Pendahuluan: Membuka Gerbang Wahyu Ilahi
Dalam khazanah keilmuan Islam, sumber ajaran utama setelah Al-Qur'an adalah hadis. Hadis, sebagai segala perkataan, perbuatan, ketetapan, dan sifat Nabi Muhammad ﷺ, menjadi penjelas dan pelengkap bagi wahyu Allah yang termaktub dalam Kitab Suci. Namun, di antara Al-Qur'an yang murni firman Allah dan Hadis Nabawi yang merupakan sabda Rasulullah ﷺ, terdapat satu kategori istimewa yang menjembatani keduanya. Kategori ini dikenal sebagai Hadis Qudsi. Jadi, hadis qudsi adalah sebuah konsep yang sangat penting untuk dipahami oleh setiap Muslim yang ingin mendalami agamanya.
Hadis Qudsi menempati posisi yang unik dan agung. Ia adalah firman Allah yang disampaikan melalui lisan Nabi Muhammad ﷺ, namun tidak termasuk dalam bagian Al-Qur'an. Ia laksana bisikan Ilahi yang menjelaskan tentang keagungan, rahmat, dan cinta-Nya kepada para hamba, yang diungkapkan dengan redaksi dari Sang Utusan. Mempelajari Hadis Qudsi seolah membuka sebuah jendela untuk melihat lebih dekat dialog antara Sang Pencipta dengan makhluk-Nya, memberikan nutrisi bagi jiwa, dan memperkuat ikatan spiritual seorang hamba dengan Tuhannya. Artikel ini akan mengupas secara mendalam dan komprehensif tentang apa itu Hadis Qudsi, mulai dari pengertian, perbedaan fundamentalnya dengan Al-Qur'an dan Hadis Nabawi, ciri-ciri khasnya, hingga contoh-contohnya yang sarat akan hikmah.
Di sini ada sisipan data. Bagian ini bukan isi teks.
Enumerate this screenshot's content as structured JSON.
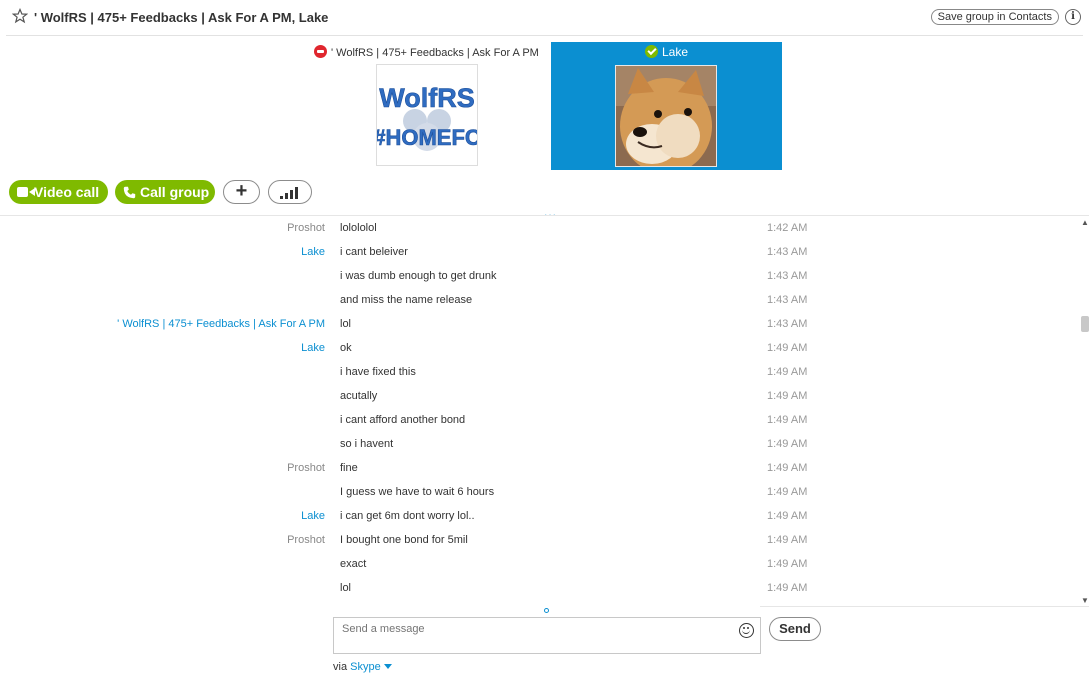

Pengertian Mendalam Hadis Qudsi
Untuk memahami hakikat Hadis Qudsi, kita perlu membedahnya dari dua sudut pandang: etimologi (bahasa) dan terminologi (istilah syar'i). Pemahaman dari kedua sisi ini akan memberikan gambaran yang utuh dan presisi.
1. Pengertian Secara Etimologi (Bahasa)
Istilah "Hadis Qudsi" terdiri dari dua kata: "Hadis" (الحديث) dan "Qudsi" (القدسي).
- Al-Hadis (الحديث): Secara bahasa, kata ini berarti "sesuatu yang baru" (al-jadid), "kabar" atau "berita" (al-khabar), dan "perkataan". Dalam konteks ilmu hadis, ia merujuk pada segala sesuatu yang disandarkan kepada Nabi Muhammad ﷺ.
- Al-Qudsi (القدسي): Kata ini merupakan nisbah (sandaran) kepada kata "Al-Quds" (القدس), yang berarti suci, bersih, atau terbebas dari segala kekurangan. Penisbatan ini mengandung makna pengagungan dan pemuliaan.
Jadi, secara harfiah, "Hadis Qudsi" dapat diartikan sebagai "perkataan yang suci" atau "berita yang disandarkan kepada Dzat Yang Maha Suci", yaitu Allah Subhanahu wa Ta'ala. Nama lain untuk Hadis Qudsi adalah Hadis Ilahi atau Hadis Rabbani, yang semuanya merujuk pada sumbernya yang agung.
2. Pengertian Secara Terminologi (Istilah)
Para ulama ahli hadis telah merumuskan berbagai definisi untuk Hadis Qudsi. Meskipun redaksinya sedikit berbeda, substansinya tetap sama. Definisi yang paling masyhur dan komprehensif adalah:
"Sesuatu (firman) yang Allah Ta'ala sampaikan kepada Nabi-Nya ﷺ melalui ilham atau mimpi, kemudian Nabi ﷺ memberitahukan (firman itu) kepada umatnya dengan redaksi dari beliau sendiri."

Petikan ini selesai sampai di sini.